All you need to export encrypted private keys in PEM/DER is just putting passphrase in the API. The default encryption algorithm follows PKCS#5 v2.1 ([RFC8018](https://tools.ietf.org/html/rfc8018)) and uses AES256-CBC and HMAC-with-SHA-256 to encrypt your private key.
```javascript
const keyObj = new keyutil.Key('pem', pemKey);

// encrypt with default params
let encryptedPem;
if(!keyObj.isEncrypted && keyObj.isPrivate)
  encryptedPem = await keyObj.export('pem', {encryptParams: {passphrase: 'top secret'}});

// encrypt with intended params
if(!keyObj.isEncrypted && keyObj.isPrivate)
  encryptedPem = await keyObj.export('pem', {
    encryptParams: {
      passphrase: 'top secret',
      algorithm: 'pbes2', // default. 'pbeWith...' is also available, i.e., pbes1.
      cipher: 'aes256-cbc', // default. for encryption. 'aes128-cbc', 'aes192-cbc'(only node), 'des-ede3-cbc' are available as well.
      prf: 'hmacWithSHA256' // default. for key derivation
    }
  });
```

## Getting JWK Thumbprint
You can obtain the JWK Thumbprint defined in [RFC7638](https://tools.ietf.org/html/rfc7638) from instantiated key object.
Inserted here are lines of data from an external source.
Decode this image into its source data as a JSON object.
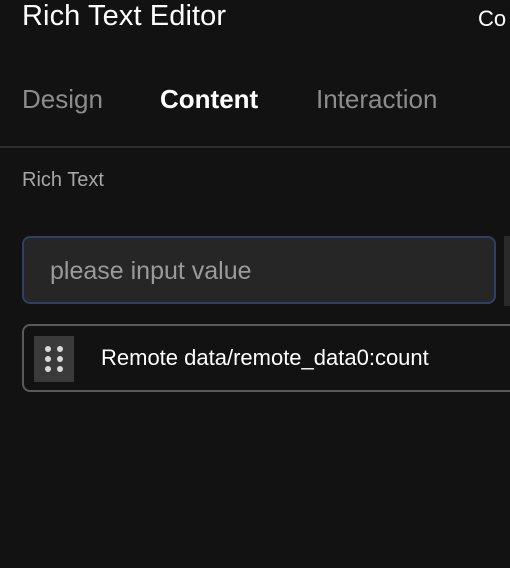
{
  "header": {
    "title": "Rich Text Editor",
    "right_text": "Co"
  },
  "tabs": [
    {
      "label": "Design",
      "active": false
    },
    {
      "label": "Content",
      "active": true
    },
    {
      "label": "Interaction",
      "active": false
    }
  ],
  "section": {
    "label": "Rich Text"
  },
  "input": {
    "value": "",
    "placeholder": "please input value"
  },
  "data_item": {
    "label": "Remote data/remote_data0:count",
    "icon": "drag-handle-icon"
  },
  "colors": {
    "background": "#121212",
    "input_border": "#2f3f66",
    "input_background": "#262626",
    "inactive_tab": "#8c8c8c",
    "active_tab": "#ffffff"
  }
}
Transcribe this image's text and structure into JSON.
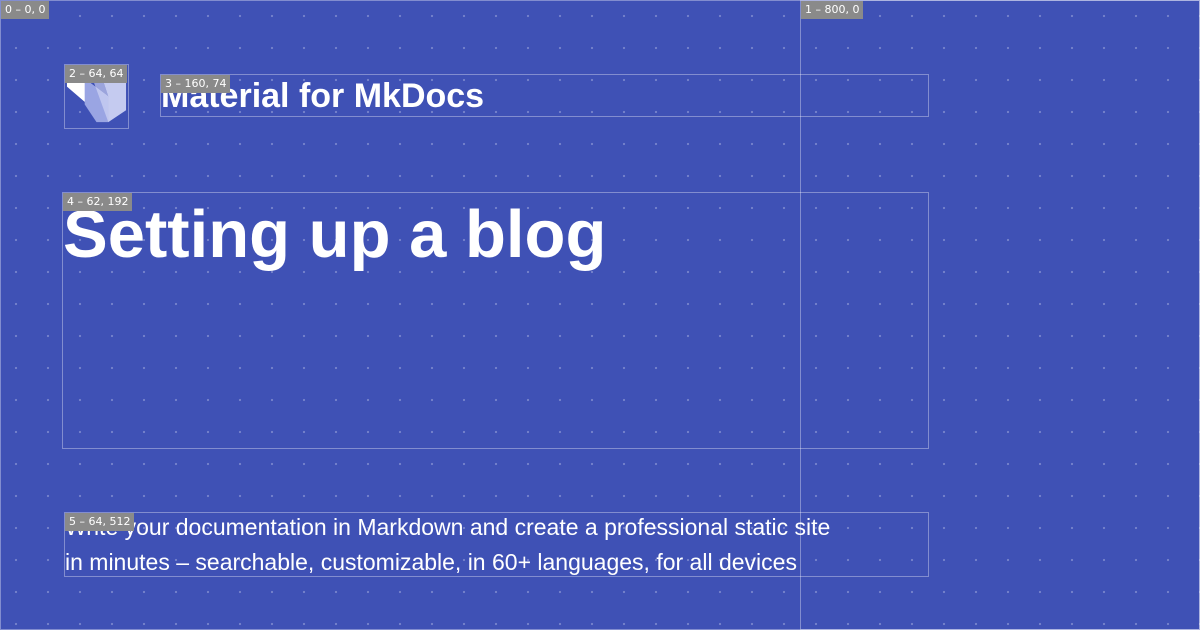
{
  "debug_labels": [
    "0 – 0, 0",
    "1 – 800, 0",
    "2 – 64, 64",
    "3 – 160, 74",
    "4 – 62, 192",
    "5 – 64, 512"
  ],
  "site": {
    "name": "Material for MkDocs",
    "logo_icon": "material-logo-icon"
  },
  "page": {
    "title": "Setting up a blog",
    "description_lines": [
      "Write your documentation in Markdown and create a professional static site",
      "in minutes – searchable, customizable, in 60+ languages, for all devices"
    ]
  },
  "colors": {
    "background": "#3f51b5",
    "text": "#ffffff",
    "label_background": "#8a8a8a"
  }
}
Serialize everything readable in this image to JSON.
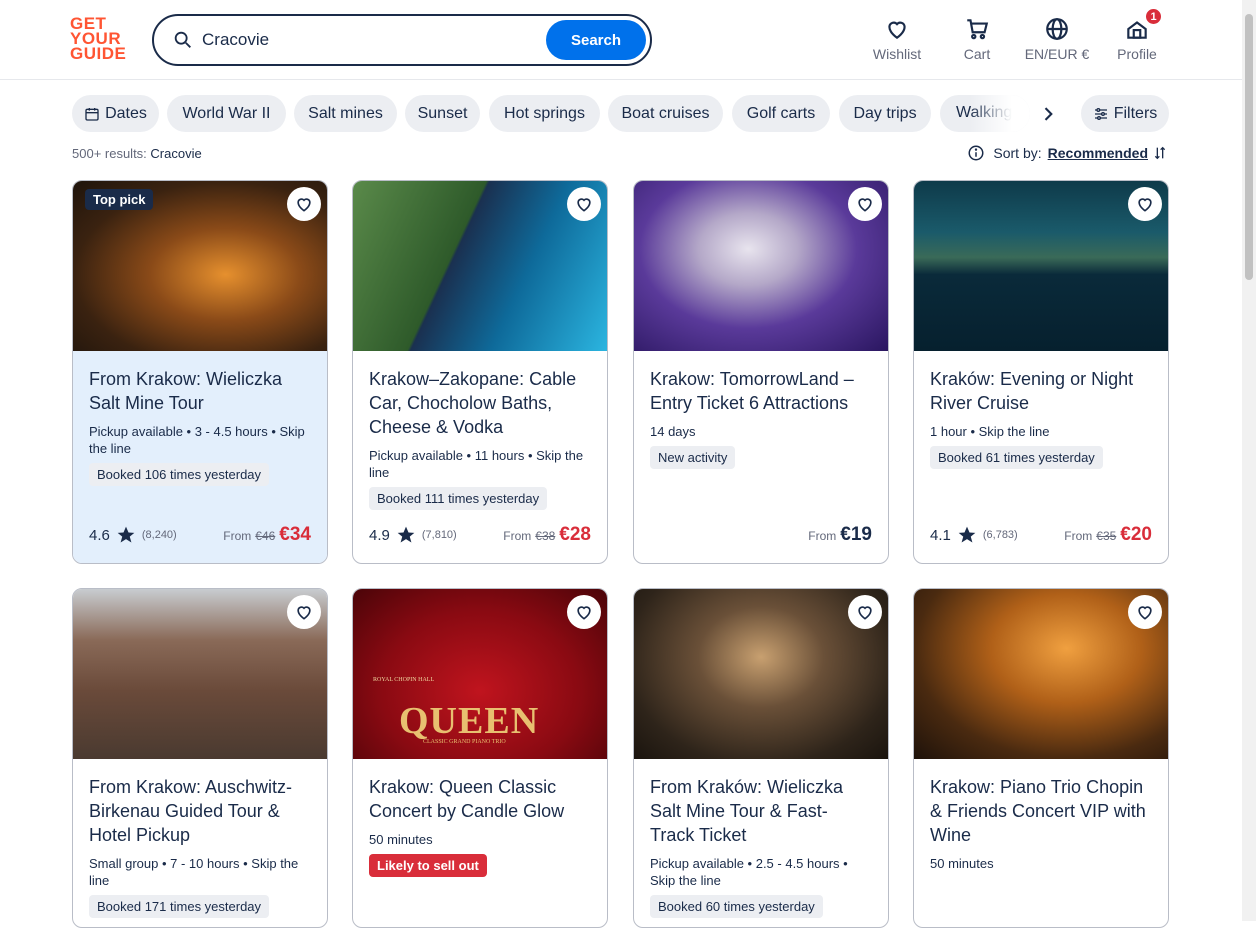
{
  "header": {
    "logo": [
      "GET",
      "YOUR",
      "GUIDE"
    ],
    "search_value": "Cracovie",
    "search_button": "Search",
    "nav": {
      "wishlist": "Wishlist",
      "cart": "Cart",
      "language": "EN/EUR €",
      "profile": "Profile",
      "profile_badge": "1"
    }
  },
  "chips": {
    "dates": "Dates",
    "items": [
      "World War II",
      "Salt mines",
      "Sunset",
      "Hot springs",
      "Boat cruises",
      "Golf carts",
      "Day trips"
    ],
    "cut_item": "Walking to",
    "filters": "Filters"
  },
  "results": {
    "prefix": "500+ results:",
    "query": "Cracovie"
  },
  "sort": {
    "label": "Sort by:",
    "value": "Recommended"
  },
  "colors": {
    "accent": "#0071eb",
    "brand": "#ff5533",
    "sale": "#d92d3a",
    "highlight": "#e3effc"
  },
  "cards": [
    {
      "title": "From Krakow: Wieliczka Salt Mine Tour",
      "meta": "Pickup available • 3 - 4.5 hours • Skip the line",
      "badge": "Booked 106 times yesterday",
      "rating": "4.6",
      "reviews": "(8,240)",
      "from": "From",
      "old_price": "€46",
      "price": "€34",
      "top_pick": "Top pick"
    },
    {
      "title": "Krakow–Zakopane: Cable Car, Chocholow Baths, Cheese & Vodka",
      "meta": "Pickup available • 11 hours • Skip the line",
      "badge": "Booked 111 times yesterday",
      "rating": "4.9",
      "reviews": "(7,810)",
      "from": "From",
      "old_price": "€38",
      "price": "€28"
    },
    {
      "title": "Krakow: TomorrowLand – Entry Ticket 6 Attractions",
      "meta": "14 days",
      "badge": "New activity",
      "from": "From",
      "price": "€19"
    },
    {
      "title": "Kraków: Evening or Night River Cruise",
      "meta": "1 hour • Skip the line",
      "badge": "Booked 61 times yesterday",
      "rating": "4.1",
      "reviews": "(6,783)",
      "from": "From",
      "old_price": "€35",
      "price": "€20"
    },
    {
      "title": "From Krakow: Auschwitz-Birkenau Guided Tour & Hotel Pickup",
      "meta": "Small group • 7 - 10 hours • Skip the line",
      "badge": "Booked 171 times yesterday"
    },
    {
      "title": "Krakow: Queen Classic Concert by Candle Glow",
      "meta": "50 minutes",
      "badge": "Likely to sell out",
      "img_text": "QUEEN",
      "img_sub": "CLASSIC GRAND PIANO TRIO",
      "img_top": "ROYAL CHOPIN HALL"
    },
    {
      "title": "From Kraków: Wieliczka Salt Mine Tour & Fast-Track Ticket",
      "meta": "Pickup available • 2.5 - 4.5 hours • Skip the line",
      "badge": "Booked 60 times yesterday"
    },
    {
      "title": "Krakow: Piano Trio Chopin & Friends Concert VIP with Wine",
      "meta": "50 minutes"
    }
  ]
}
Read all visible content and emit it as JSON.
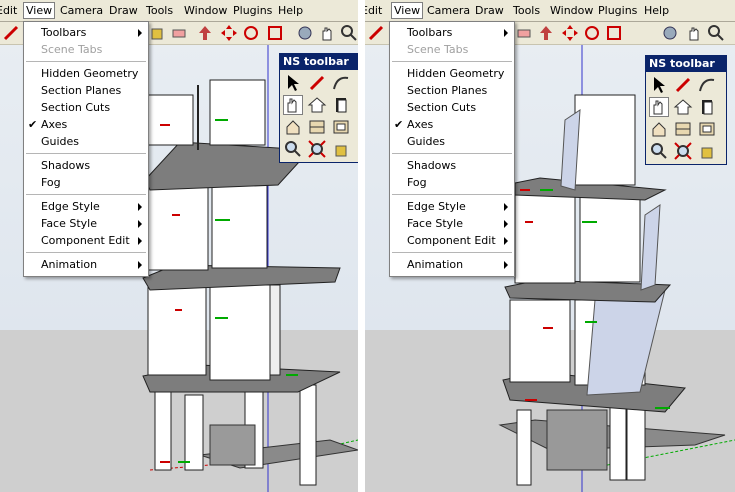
{
  "menubar": {
    "items": [
      "Edit",
      "View",
      "Camera",
      "Draw",
      "Tools",
      "Window",
      "Plugins",
      "Help"
    ]
  },
  "view_menu": {
    "items": [
      {
        "label": "Toolbars",
        "submenu": true
      },
      {
        "label": "Scene Tabs",
        "disabled": true
      },
      {
        "label": "Hidden Geometry"
      },
      {
        "label": "Section Planes"
      },
      {
        "label": "Section Cuts"
      },
      {
        "label": "Axes",
        "checked": true
      },
      {
        "label": "Guides"
      },
      {
        "label": "Shadows"
      },
      {
        "label": "Fog"
      },
      {
        "label": "Edge Style",
        "submenu": true
      },
      {
        "label": "Face Style",
        "submenu": true
      },
      {
        "label": "Component Edit",
        "submenu": true
      },
      {
        "label": "Animation",
        "submenu": true
      }
    ],
    "check_mark": "✔"
  },
  "ns_toolbar": {
    "title": "NS toolbar"
  },
  "colors": {
    "menubar_bg": "#ece9d8",
    "toolbar_title_bg": "#0a246a",
    "axis_red": "#cc0000",
    "axis_green": "#00aa00",
    "axis_blue": "#0000cc",
    "slab_gray": "#7d7d7d",
    "wall_white": "#ffffff"
  },
  "icons": [
    "select-arrow-icon",
    "pencil-icon",
    "arc-icon",
    "orbit-hand-icon",
    "home-icon",
    "page-icon",
    "house-perspective-icon",
    "wall-panel-icon",
    "grid-window-icon",
    "zoom-icon",
    "zoom-extents-icon",
    "paint-bucket-icon"
  ]
}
The API can be invoked as follows.
```javascript
const keyObj = new keyutil.Key('pem', pemKey);

let thumbprint;

// with default params (hash is SHA-256, output is in Uint8Array)
if(!keyObj.isEncrypted) thumbprint = await keyObj.getJwkThumbprint();

// with intented params
if(!keyObj.isEncrypted) thumbprint = await keyObj.getJwkThumbprint(
  'SHA-512',
  'hex' // output is hex string
); 
```
Note that the thumbprint generated from a public key is exactly same as that from its paired private key.

# Note
Now this library supports the following curve for elliptic curve cryptography.
- P-256 (secp256r1)
- P-384 (secp384r1)
- P-521 (secp521r1)
- P-256K (secp256k1)

# License
Licensed under the MIT license, see `LICENSE` file.